Ujian bukan murni keburukan, akan tetapi mengandung pintu kebaikan. Dialah yag menghatarkan seseorang ke maqam akhyar(pilihan) dan memperkuat hubungan kepada Allah. Nabi Salallahu Alaihi Wasalam bersabda:
إن من أشد الناس بلاء الأنبياء ثم الذين يلونهم ثم الذين يلونهم
"Diantara manusia yang paling keras ujuannya adalah para Nabi, kemudian orang-orang sesudah mereka dan orang-orang yang selanjutnya" (Hr. Imam Ahmad di dalam Musnadnya: 6/369 Nomor hadits : 27124. Lihat Silsilah Al Ahadits Ash Shahihah : 2/66)
Beliau Salallahu Alaihi Wasalam Bersabda :
إن عظم الجزاء مع عظم البلاء و إن الله إذا أحب قوما ابتلاهم فمن رضي فله الرضا و من سخط فله السخط
"Kebesaran pahala ada bersama besarnya ujian, jika Allah mencintai suatu kaum, diujilah mereka, barangsiapa yang ridha, maka Allah meridhoinya dan barang siapa yang murka, maka Diapun memurkainya". (Hr. At Tirmidzi : Nomor 2398)

Akan tetapi diantara sikap berlebih-lebihan dalam beragama adalah bermain di tempat-tempat fitnah dan berusaha terjatuh di dalamnya, berdasarkan sabda Rasulullah Salallahu Alaihi Wasalam. :
لا ينبغي للمؤمن أن يذل نفسه قالوا : و كيف يذل نفسه ؟ قال : يتعرض من البلاء لما لا يطيق
"Tidak patut seorang muslim menghihnakan dirinya" mereka bertanya ? bagaimanakah meng hinakan diri? Beliau bersabda: menyongsong ujian sesuatu yang tidak di sanggupi". (Hr. Ibnu Majah : Nomor 4016)

Nabi Salallahu Alaihi Wasalam yang merupakan pejuang agung mengancam para sahabatnya yang berharap berjumpa dengan musuh dalam sabdanya:
لا تمنوا لقاء العدو وسلوا الله العافية فإذا لقيتموهم فاصبروا
"Janganlah kalian berharap berjumpa musuh, mintalah afiat kepada Allah. Jika kalian berjumpa mereka, bersabarlah". (Hr. Al Bukhari : Nomor 3026)

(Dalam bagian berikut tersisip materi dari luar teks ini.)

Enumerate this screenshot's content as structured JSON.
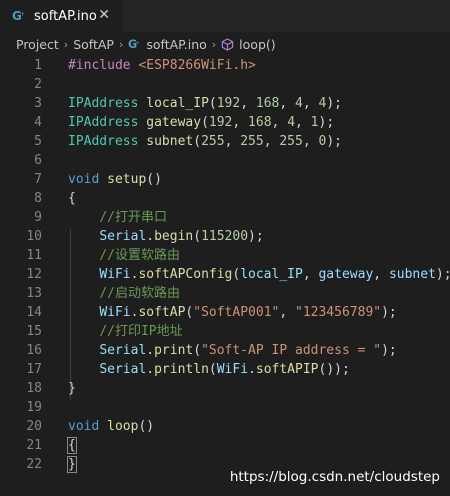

Ibnu Baththol berkata : "Hikmah larangan tersebut adalah bahwa seseorang tidak tahu apa akhir urusannya, itulah perlunya diiringi permintaan afiat dari fitnah. Ash Shiddiq berkata: "Aku diberikan afiat lalu bersyukur lebih aku cintai dari pada aku diuji lalu bersabar". (Fathul Bari : 6/181)

Karnanya, sebuah kesalahan jika para pengemban risalah yang menghadapi masa-masa sulit dalam perjalanan dakwah berusaha menempuh lingkaran-lingkaran fitnah yang mungkin tidak disanggupinya atau duduk-duduk bersama mereka.

Akan tetapi seharusnya mereka putuskan perjalanan takwa mereka dengan manhaj ahlus sunnah wal jama'ah. Jika tidak, mereka akan terjerembab manhaj berani atau jumud.

Keduanya adalah dua manhaj yang tidak boleh ditempuh kecuali oleh mereka yang ingin menyeleweng dari Islam dan mengira mereka berbuat kebaikan. Dasar-dasar mereka tidak akan kokoh kecuali dengan memenggal nash-nash, terkadang ta'thil atau ta'wil menurut hawa nafsu pribadi dan i'tiqod-i'tiqod dasar pendahulunya.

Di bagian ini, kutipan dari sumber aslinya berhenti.